When you start talking about timescales like this, you have to shift the way you think entirely. The meaning of "surviving" starts to become tricky. You're operating on timescales where evolution of species starts to become a meaningful issue. Indeed, it forces us to recognize that "species" isn't even a natural concept. It's a man made one used for categorization. The genomes in question flow fluidly from one generation to the next. DNA from bacteria finds its way into human genomes. Nature doesn't care about our boundaries.
The same issue arises with societies. Was there really a transition from Confucian China to Daoist China? Or was it just a fluid series of events which we call a transition in retrospect? Should we say the Confucian society "died," and a new Daoist society was "born," or should we say that the Chinese society "evolved?"
Is the Voyager probe an "escape?" Or do we need a person on board for it to be an escape? What about just a vial of H. sapiens DNA?
To deal with these questions, I find it is most meaningful to look at individuals as a reflection of the universe around them. They're a fixed point, mirroring the world and themselves within the world. This is why "escape" is such a big deal. If just one reflection of a society gets free, that society can be mirrored once again upon whatever grounds the escapee lands in.
Have you ever pointed a video camera at a monitor displaying its own feed? The pattern dances around, but often there are single points on the screen which remain constant, black or white, because the camera is looking at the exact same pixel that it is outputting. Those are the fixed points in question. And, being reality, they're imperfect. One lone survivor of Nazi Germany may not be able to carry a perfect enough image of the Third Reich to rebirth it. That society may indeed die with its last individual. The image may simply lack the fidelity to resonate in the new landscape, and die out like so much thermal noise.

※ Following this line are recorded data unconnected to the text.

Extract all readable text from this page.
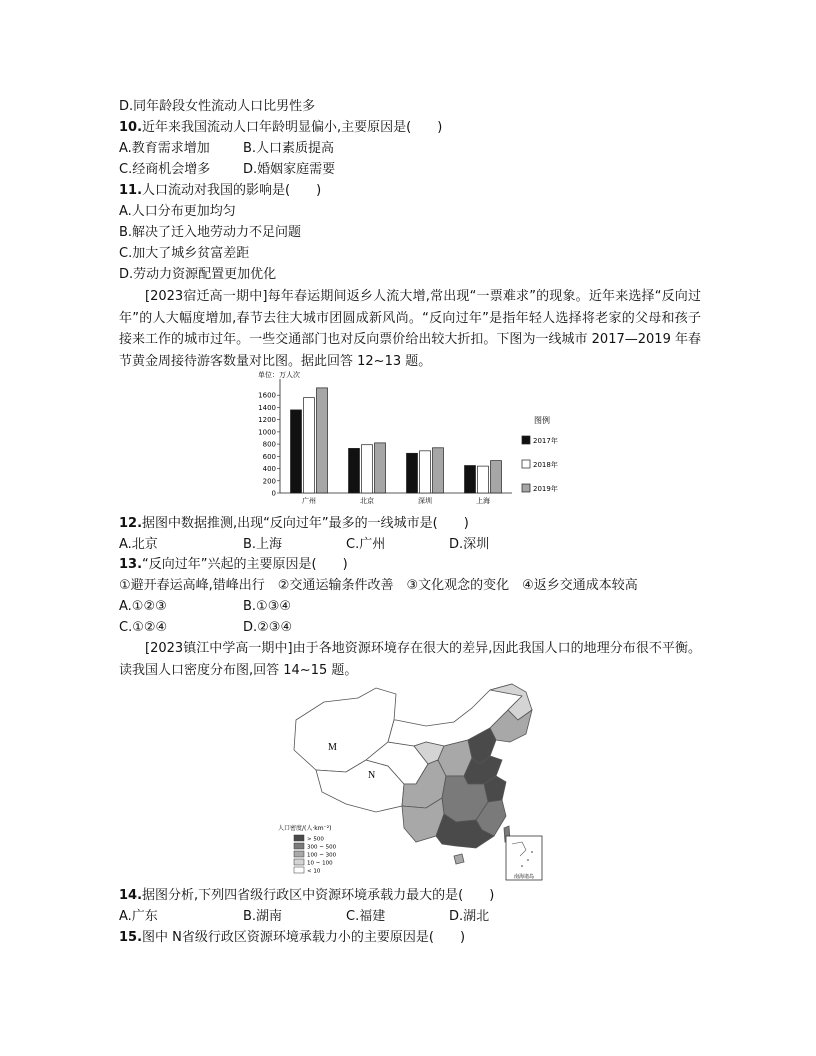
D.同年龄段女性流动人口比男性多
10.近年来我国流动人口年龄明显偏小,主要原因是(　　)
A.教育需求增加	B.人口素质提高
C.经商机会增多	D.婚姻家庭需要
11.人口流动对我国的影响是(　　)
A.人口分布更加均匀
B.解决了迁入地劳动力不足问题
C.加大了城乡贫富差距
D.劳动力资源配置更加优化
[2023宿迁高一期中]每年春运期间返乡人流大增,常出现“一票难求”的现象。近年来选择“反向过年”的人大幅度增加,春节去往大城市团圆成新风尚。“反向过年”是指年轻人选择将老家的父母和孩子接来工作的城市过年。一些交通部门也对反向票价给出较大折扣。下图为一线城市 2017—2019 年春节黄金周接待游客数量对比图。据此回答 12~13 题。
单位：万人次
0
200
400
600
800
1000
1200
1400
1600
广州	北京	深圳	上海
图例
2017年
2018年
2019年
12.据图中数据推测,出现“反向过年”最多的一线城市是(　　)
A.北京	B.上海	C.广州	D.深圳
13.“反向过年”兴起的主要原因是(　　)
①避开春运高峰,错峰出行　②交通运输条件改善　③文化观念的变化　④返乡交通成本较高
A.①②③	B.①③④
C.①②④	D.②③④
[2023镇江中学高一期中]由于各地资源环境存在很大的差异,因此我国人口的地理分布很不平衡。读我国人口密度分布图,回答 14~15 题。
M
N
人口密度/(人·km⁻²)
> 500
300 ~ 500
100 ~ 300
10 ~ 100
< 10
南海诸岛
14.据图分析,下列四省级行政区中资源环境承载力最大的是(　　)
A.广东	B.湖南	C.福建	D.湖北
15.图中 N省级行政区资源环境承载力小的主要原因是(　　)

So when you start asking about how advanced a society can be and still be trapped like this, its a curious one to explore. You don't actually have to trap all of the individuals, you just have to trap the ones who mirror society with sufficient fidelity. Consider a society where religion and technology are entertwined. The technology fuels the success of the religion, and the religion passes down the skills and knowledge needed to manage the technology. Let's say this religion has a rule that you never leave your planet. It happens. The only potential "escapees" are those who are insufficiently indoctrinated in the religion to have this mindset. But then they also lack the knowledge to reproduce the technology. An escapee cannot bring their society with them.
You could also have a species that has made a fatal mistake and all they are doing is stalling for time. We see this in the Asgard of Stargate SG-1. They accidentally made all of their species sterile. They live a long time, but as they die, their society dies with them. They are an ironic twist on your question. They are spacefaring, traveling the stars, and yet they cannot save their society. Their society spans planets, yet is dying.
The universe can also be terribly inhospitable. Consider the extremophiles of these societies, the ones which buck up against the limits of the heat death of the universe. You can have FTL, but it won't do you a lick of good once you exceed the half life of protons, and there are simply no planets outside of your protective technological spheres to colonize. This is explored in Stephen Baxter's book Manifold Time.
Or perhaps the mistake is in our definition of a dying planet. If we look at a planet, we may see death, when they see life. Consider a tree in winter. It's easy to say the tree is dead, but any gardener knows that there's still life there when you know where to look. The deserts of the Australian Outback are famously dead, but the aborigines native to the area know exactly where to look to find food and water when they need it.
Going back to Stargate SG-1, we also have the Nox. The Nox inhabit a planet which we felt was dying because the Gua'uld were coming, and no planet survives that. But the Nox were some of the most technologically advanced species in the galaxy, and they saw no threat from the Gua'uld. They felt their planet was more than lively enough.
So where does that leave us? Anywhere we want, really. You're really only limited by your imagination, and any artificial limits you may place such as species boundaries. in 1883, Nietzche wrote Thus Spoke Zarathustra, we find The Last Man, a society which spends all of its energy just continuing to be a society. It slowly decays, never once looking to the stars to escape. We've had over a hundred years since he wrote that, and so many technological revolutions that we don't even track them any more. Surely there's room for imagination more!